9    "9074_9"  "Five medical students (Kevin Bacon, David Lab...


## Cleaning The Test data 

In [23]:
ps1=PorterStemmer()
corpus1=[]                         # this contains our reviews after cleaning 
for i in range(0,25000):          # we will iterate through each review and clean it
    
    # its for removing exclamtion marks, question marks and like this stuff 
    Review=re.sub('[^a-zA-Z]',' ',test['review'][i])       
    
    # making every letter to lower case
    Review=Review.lower()
    
    # splitting the string in words( why we do this.. the reasons are below)
    Review=Review.split()
    
    # we are removing the words like 'the','an'  and we are also stemming it 
    Review=[ps1.stem(word) for word in Review if not word in set(stopwords.words('english'))]
    
    # after cleaning we are just joning to make it as string
    Review=' '.join(Review)
    
    # we will do this for every review and the review we got after cleaning we are appending to corpus
    corpus1.append(Review)

In [51]:
X_test=cv.transform(corpus1).toarray()
X_test.shape

(25000, 5000)

In [52]:
y_test=rf.predict(X_test)
print(y_test.shape)
output = pd.DataFrame( data={"id":test["id"], "sentiment":y_test} )
print(output.head(10))

(25000,)
           id  sentiment
0  "12311_10"          1
1    "8348_2"          0
2    "5828_4"          1
3    "7186_2"          1
4   "12128_7"          1
5    "2913_8"          0
6    "4396_1"          0
7     "395_2"          0
8   "10616_1"          0
9    "9074_9"          0


In [53]:
output.to_csv( "Bag_of_Words_model.csv", index=False, quoting=3 )  # getting a accuracy of 84.26% with max_fea=5000
                                                                        

## Applying Dimensonality Reduction

I have tried various small dimension and we will take the dimensions when the variance becomes greater than 90%
500 components : 70.7%

1000 components : 82.6 %

2000 components : 92.85 %

2500 componenets : 95.33%

3000 componenents : 97.03 %

In [46]:
from sklearn.decomposition import PCA
pca=PCA(n_components=2500)
pca.fit(X)

PCA(copy=True, iterated_power='auto', n_components=2500, random_state=None,
  svd_solver='auto', tol=0.0, whiten=False)

In [47]:
var=pca.explained_variance_ratio_.cumsum()
print(var.shape,var[499],var[999],var[1999],var[2499])

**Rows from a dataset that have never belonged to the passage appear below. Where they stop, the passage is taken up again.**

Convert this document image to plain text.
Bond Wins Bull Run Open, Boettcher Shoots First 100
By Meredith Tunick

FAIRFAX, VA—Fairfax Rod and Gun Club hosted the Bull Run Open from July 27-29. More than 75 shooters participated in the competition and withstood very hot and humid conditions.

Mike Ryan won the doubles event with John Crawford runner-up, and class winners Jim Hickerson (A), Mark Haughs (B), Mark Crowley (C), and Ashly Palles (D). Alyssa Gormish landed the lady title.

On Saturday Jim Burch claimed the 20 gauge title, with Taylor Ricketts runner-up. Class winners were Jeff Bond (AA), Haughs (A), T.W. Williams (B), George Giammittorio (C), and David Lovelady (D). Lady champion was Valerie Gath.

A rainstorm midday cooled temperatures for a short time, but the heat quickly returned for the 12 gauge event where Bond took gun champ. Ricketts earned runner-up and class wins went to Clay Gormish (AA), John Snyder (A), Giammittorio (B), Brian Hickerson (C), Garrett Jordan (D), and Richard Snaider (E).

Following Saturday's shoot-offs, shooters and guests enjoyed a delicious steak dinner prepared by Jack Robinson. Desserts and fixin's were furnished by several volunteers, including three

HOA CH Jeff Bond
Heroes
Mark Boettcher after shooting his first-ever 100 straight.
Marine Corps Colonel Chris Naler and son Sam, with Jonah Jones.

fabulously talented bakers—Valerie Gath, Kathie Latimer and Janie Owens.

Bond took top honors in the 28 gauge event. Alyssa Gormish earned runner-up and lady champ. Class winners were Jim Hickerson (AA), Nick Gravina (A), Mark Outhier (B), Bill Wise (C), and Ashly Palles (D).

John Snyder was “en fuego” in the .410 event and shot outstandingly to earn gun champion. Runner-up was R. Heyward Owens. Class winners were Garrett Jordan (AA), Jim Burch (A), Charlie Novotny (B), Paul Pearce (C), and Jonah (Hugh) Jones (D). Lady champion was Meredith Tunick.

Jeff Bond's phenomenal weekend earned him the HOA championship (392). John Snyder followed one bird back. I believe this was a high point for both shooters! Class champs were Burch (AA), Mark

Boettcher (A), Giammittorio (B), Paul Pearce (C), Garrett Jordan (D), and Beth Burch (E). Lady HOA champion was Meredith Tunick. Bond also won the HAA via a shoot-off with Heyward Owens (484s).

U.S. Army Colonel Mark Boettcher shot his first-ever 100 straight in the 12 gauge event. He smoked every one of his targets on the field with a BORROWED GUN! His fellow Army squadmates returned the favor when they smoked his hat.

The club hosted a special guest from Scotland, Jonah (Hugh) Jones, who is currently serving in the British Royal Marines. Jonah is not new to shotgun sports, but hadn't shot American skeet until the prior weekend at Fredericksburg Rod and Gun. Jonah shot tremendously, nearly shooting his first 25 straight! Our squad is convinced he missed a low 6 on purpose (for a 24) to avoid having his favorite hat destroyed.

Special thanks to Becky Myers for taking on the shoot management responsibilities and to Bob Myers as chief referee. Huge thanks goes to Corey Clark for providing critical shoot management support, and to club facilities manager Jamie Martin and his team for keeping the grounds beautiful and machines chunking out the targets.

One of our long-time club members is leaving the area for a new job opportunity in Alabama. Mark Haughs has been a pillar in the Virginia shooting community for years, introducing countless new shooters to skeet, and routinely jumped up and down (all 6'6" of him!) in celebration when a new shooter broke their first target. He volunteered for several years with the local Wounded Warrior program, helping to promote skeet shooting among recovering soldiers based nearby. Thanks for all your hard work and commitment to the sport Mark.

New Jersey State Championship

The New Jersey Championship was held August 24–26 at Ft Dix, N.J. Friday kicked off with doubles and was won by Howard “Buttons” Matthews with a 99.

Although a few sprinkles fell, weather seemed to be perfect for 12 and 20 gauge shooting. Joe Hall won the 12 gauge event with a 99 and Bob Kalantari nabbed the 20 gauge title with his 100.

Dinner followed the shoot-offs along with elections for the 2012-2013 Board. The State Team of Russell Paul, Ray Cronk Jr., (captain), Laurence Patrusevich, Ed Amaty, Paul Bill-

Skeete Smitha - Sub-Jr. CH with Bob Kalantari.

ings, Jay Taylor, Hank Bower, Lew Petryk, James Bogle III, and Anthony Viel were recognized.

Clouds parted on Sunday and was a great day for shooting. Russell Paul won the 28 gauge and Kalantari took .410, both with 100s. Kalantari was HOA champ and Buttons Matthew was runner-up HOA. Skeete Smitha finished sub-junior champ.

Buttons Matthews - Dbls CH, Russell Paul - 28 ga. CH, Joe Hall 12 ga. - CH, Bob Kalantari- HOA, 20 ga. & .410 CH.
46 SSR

(2500,) 0.711072874909 0.82870601549 0.928427705475 0.95232176373


In [48]:
X_red=pca.transform(X)
print(X_red.shape)

(25000, 2500)


In [55]:
X_test_red=pca.transform(X_test)
print(X_test_red.shape)

(25000, 2500)


In [56]:
randomforest=RandomForestClassifier(n_estimators=100,random_state=0)
randomforest.fit(X_red,y)

RandomForestClassifier(bootstrap=True, class_weight=None, criterion='gini',
            max_depth=None, max_features='auto', max_leaf_nodes=None,
            min_impurity_split=1e-07, min_samples_leaf=1,
            min_samples_split=2, min_weight_fraction_leaf=0.0,
            n_estimators=100, n_jobs=1, oob_score=False, random_state=0,
            verbose=0, warm_start=False)

In [57]:
y_test=rf.predict(X_test)
print(y_test.shape)
output1 = pd.DataFrame( data={"id":test["id"], "sentiment":y_test} )
print(output1.head(10))

(25000,)
           id  sentiment
0  "12311_10"          1
1    "8348_2"          0
2    "5828_4"          1
3    "7186_2"          1
4   "12128_7"          1
5    "2913_8"          0
6    "4396_1"          0
7     "395_2"          0
8   "10616_1"          0
9    "9074_9"          0


In [59]:
output1.to_csv( "Bag_of_Words_model1.csv", index=False, quoting=3 )       # got same  accuracy

Even after applying Dimensonality Reduction the accuracy has not changed that much.

## Trying Some New methods

In [60]:
from sklearn.feature_selection import VarianceThreshold

In [61]:
vr=VarianceThreshold()
X_new=vr.fit_transform(X)
print(X_new.shape)

(25000, 5000)


I have tried to remove the columns whose variance is zero but you can see that there no colummns present.